Perhaps one reason why event marketing has not seen the same level of innovation compared to other areas within the enterprise is the belief that, in the digital age, physical events and conference would cease to be a channel for conducting business.

However, the opposite seems to be happening. The reality is that people still want to conduct business directly with other people, and one of the best ways to do it is to meet at professional events.

It’s not just big conferences like CES or South by Southwest. Today, every B2B company wants to put on their own events, large and small, to support their marketing efforts and engage with customers

In fact, the global market for professional events is growing at about 7 percent annually, according to Beroe Inc. And the overall event management software market is predicted to reach $11.4 billion by 2024, according to research firm Markets and Markets.

Another company trying to make life easier for corporate event organizers is Socio. Co-founder and CEO Yarkin Sakucoglu said he attended many networking events as a student and was amazed at how poorly they were organized. “I realized how inefficient it was from the organizer’s perspective,” he said in a recent podcast. “I realized how underserved the market was. There was a lack of automation and a lack of great products in the market.”

Socio’s goal is to fix that by building a complete platform for event management. Its first product is the Socio Event App that allows companies to build customizable apps to promote their events and publish relevant content.

The company is currently in the process of filling out its product roadmap and adding new features such as Lead Retrieval, which lets sponsors and exhibitors capture leads by scanning the QR codes on attendee badges.
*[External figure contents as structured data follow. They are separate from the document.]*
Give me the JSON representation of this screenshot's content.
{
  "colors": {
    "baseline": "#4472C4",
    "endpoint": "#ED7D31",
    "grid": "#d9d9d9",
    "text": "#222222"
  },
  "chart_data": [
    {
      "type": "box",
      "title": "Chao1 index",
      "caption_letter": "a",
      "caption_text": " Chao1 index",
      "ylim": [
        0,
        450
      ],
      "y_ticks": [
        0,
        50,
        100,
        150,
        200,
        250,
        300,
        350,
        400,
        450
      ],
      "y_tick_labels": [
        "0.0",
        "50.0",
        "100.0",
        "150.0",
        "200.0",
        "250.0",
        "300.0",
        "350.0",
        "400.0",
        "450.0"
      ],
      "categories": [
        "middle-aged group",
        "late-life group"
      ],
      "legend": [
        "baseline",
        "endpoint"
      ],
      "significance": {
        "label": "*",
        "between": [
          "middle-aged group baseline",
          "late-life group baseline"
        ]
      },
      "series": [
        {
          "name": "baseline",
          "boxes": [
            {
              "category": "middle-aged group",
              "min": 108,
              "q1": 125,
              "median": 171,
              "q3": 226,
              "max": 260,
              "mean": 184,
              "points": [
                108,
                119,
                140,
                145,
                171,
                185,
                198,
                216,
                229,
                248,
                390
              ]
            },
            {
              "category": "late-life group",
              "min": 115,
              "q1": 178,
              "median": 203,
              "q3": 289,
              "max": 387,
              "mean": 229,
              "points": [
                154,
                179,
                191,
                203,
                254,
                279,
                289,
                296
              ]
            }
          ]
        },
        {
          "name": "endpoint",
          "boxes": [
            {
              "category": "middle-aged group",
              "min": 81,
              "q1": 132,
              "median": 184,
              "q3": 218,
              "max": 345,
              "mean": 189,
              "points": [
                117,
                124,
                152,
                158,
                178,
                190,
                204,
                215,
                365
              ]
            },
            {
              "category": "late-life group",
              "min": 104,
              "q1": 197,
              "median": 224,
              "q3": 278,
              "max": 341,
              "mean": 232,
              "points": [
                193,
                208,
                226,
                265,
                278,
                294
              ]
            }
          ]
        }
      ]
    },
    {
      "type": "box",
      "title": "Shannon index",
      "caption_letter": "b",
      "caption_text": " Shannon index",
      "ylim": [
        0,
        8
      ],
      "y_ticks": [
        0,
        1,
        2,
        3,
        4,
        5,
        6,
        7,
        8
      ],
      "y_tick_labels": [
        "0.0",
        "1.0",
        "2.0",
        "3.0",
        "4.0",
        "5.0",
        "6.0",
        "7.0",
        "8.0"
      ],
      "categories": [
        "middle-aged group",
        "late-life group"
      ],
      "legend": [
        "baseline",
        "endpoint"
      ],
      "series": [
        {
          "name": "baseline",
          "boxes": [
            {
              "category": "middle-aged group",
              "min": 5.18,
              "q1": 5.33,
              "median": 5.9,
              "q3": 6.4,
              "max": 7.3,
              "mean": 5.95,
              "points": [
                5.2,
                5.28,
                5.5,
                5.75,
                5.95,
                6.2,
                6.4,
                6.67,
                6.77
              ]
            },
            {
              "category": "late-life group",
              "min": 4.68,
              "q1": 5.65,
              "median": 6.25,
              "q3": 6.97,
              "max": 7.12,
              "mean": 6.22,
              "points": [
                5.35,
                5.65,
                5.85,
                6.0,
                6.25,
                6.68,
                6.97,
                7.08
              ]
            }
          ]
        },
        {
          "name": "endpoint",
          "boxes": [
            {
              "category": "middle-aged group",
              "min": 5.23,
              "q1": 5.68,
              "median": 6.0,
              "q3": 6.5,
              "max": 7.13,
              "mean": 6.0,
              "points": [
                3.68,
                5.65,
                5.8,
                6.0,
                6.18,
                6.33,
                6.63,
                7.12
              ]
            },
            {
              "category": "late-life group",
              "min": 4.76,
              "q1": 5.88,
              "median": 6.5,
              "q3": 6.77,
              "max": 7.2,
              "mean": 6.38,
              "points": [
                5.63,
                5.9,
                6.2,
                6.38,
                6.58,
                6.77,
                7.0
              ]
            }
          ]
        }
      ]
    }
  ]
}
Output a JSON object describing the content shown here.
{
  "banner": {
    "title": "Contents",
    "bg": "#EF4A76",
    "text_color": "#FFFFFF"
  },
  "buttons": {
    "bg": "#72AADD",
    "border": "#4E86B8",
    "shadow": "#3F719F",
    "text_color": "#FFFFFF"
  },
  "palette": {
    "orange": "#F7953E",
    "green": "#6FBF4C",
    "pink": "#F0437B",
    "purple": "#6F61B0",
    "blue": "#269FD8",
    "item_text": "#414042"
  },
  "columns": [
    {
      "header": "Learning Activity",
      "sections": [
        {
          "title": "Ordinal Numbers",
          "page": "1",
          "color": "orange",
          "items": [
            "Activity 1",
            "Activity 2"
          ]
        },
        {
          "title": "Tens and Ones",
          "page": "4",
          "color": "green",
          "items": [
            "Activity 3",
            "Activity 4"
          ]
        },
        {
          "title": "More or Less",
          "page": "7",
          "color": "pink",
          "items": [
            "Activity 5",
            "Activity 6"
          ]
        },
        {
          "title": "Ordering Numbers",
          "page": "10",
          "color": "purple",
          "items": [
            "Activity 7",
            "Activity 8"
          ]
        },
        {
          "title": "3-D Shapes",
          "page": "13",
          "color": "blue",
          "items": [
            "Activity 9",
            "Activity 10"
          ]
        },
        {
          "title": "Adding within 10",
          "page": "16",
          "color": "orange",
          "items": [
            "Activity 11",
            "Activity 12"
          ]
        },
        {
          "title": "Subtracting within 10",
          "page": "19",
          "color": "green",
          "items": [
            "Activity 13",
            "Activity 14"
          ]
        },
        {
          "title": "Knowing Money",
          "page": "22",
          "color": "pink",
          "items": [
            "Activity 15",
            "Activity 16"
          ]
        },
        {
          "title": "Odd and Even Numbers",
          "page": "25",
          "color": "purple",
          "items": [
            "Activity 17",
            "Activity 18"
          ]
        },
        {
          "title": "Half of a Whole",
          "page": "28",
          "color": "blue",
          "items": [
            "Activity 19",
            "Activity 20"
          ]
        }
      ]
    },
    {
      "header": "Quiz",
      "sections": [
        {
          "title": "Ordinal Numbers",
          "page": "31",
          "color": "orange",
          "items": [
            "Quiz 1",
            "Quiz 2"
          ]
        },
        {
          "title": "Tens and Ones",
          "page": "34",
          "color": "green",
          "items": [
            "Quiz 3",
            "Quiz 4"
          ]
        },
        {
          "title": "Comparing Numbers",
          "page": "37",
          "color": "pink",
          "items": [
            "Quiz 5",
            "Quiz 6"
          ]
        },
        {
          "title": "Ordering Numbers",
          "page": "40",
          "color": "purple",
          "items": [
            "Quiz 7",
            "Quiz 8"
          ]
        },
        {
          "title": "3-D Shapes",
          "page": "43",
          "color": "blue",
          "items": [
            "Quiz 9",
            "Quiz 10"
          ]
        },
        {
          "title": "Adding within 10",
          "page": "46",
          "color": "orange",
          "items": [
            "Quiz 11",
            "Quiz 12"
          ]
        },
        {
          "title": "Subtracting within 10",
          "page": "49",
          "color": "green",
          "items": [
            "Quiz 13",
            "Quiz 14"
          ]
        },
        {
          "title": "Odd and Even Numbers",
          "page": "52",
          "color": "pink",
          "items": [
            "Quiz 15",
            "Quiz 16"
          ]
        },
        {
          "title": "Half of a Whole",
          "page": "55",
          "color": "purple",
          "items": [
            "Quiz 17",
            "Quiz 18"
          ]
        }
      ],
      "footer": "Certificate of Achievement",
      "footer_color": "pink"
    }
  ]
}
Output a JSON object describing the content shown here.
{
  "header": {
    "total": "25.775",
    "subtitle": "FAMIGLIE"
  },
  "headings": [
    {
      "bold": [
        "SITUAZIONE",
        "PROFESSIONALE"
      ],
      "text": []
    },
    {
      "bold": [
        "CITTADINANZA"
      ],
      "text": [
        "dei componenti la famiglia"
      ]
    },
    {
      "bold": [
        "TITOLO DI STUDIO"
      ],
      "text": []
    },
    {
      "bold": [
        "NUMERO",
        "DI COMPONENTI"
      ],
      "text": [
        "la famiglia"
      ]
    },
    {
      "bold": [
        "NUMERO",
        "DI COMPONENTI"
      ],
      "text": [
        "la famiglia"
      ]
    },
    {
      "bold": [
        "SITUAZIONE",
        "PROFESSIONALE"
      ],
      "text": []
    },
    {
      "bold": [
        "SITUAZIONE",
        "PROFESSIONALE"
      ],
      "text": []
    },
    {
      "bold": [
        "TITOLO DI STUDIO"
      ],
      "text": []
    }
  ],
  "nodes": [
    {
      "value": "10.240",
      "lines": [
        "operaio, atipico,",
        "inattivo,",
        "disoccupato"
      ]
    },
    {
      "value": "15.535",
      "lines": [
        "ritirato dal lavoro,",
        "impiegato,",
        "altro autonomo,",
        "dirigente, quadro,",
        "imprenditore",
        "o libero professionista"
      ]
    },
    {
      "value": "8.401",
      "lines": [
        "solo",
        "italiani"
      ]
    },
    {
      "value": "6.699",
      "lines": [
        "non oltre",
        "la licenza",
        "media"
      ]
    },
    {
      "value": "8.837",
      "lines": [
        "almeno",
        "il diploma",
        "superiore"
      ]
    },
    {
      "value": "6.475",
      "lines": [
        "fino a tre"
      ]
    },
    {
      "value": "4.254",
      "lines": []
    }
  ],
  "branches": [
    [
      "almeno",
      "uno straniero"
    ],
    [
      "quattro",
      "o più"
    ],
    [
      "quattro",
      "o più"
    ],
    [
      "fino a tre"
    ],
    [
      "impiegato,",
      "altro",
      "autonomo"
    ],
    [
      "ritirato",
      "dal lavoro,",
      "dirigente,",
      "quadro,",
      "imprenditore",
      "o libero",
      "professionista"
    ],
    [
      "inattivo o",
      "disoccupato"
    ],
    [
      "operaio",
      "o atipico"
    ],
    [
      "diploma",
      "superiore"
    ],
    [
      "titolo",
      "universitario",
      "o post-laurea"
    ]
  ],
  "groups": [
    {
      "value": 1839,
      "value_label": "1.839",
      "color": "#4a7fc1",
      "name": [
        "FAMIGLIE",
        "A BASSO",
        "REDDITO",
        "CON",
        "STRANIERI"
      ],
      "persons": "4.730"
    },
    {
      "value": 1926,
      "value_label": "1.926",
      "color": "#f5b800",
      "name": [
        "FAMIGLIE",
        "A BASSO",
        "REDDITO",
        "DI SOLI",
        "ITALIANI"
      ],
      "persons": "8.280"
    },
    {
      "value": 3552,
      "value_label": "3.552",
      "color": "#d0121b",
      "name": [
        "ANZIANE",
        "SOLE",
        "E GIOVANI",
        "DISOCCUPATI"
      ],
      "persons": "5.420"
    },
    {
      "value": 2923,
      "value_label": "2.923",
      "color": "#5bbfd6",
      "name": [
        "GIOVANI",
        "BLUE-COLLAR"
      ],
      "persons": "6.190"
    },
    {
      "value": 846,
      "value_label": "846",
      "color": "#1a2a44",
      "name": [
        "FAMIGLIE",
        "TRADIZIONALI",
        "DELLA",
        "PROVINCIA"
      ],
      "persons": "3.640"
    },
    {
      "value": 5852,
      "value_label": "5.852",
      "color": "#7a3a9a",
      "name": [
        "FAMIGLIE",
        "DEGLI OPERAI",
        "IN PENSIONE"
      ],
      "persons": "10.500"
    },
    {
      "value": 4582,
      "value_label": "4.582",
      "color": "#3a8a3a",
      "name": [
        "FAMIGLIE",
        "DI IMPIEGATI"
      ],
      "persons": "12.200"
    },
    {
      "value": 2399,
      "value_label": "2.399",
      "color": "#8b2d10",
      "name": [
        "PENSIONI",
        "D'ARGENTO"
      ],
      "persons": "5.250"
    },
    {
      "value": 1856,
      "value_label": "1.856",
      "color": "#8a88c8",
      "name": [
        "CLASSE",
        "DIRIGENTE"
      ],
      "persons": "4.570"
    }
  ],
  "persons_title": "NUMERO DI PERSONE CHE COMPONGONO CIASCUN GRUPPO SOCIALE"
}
Today, Socio boasts more than 400 customers, including Google, Microsoft, Harvard University and Pinterest.

Venture investors are confident the market will grow quickly precisely because there are many companies that should be using event management software but are instead using inefficient tools.

However, that speaks to the fact that, for many companies, purchasing event management software is simply not top of mind. “One big challenge in the space is that there needs to be a greater level of market education to capture all this greenfield opportunity,” said Carmeli.

Greenberg of JMI Equity echoed this sentiment, adding that one thing that gave him pause as an investor is that the people who run events in large companies like Oracle or Adobe aren’t typically the ones who have the most influence on the marketing budget.

“We did worry about how we could get to the C-suite to make the sale and get the attention of those senior decision markers,” Greenberg said.

Venture investors, however, are buoyed by several positive indicators in the event management market that seem to validate the opportunity. These include Eventbrite’s successful IPO and the acquisition of Cvent, a first-generation event management software company, by Vista Equity Partners for $1.65 billion.

Cvent, as the legacy incumbent in the space, has also been on an acquiring spree of late. For example, it purchased corporate event planning startup Social Tables last year.

“These are success stories that fuel more excitement in the market, and on the back of these developments, we will see more early startups came out and try to further revolutionize the space,” Carmeli said. “It is clear that there is still a lot of room for disruption here.”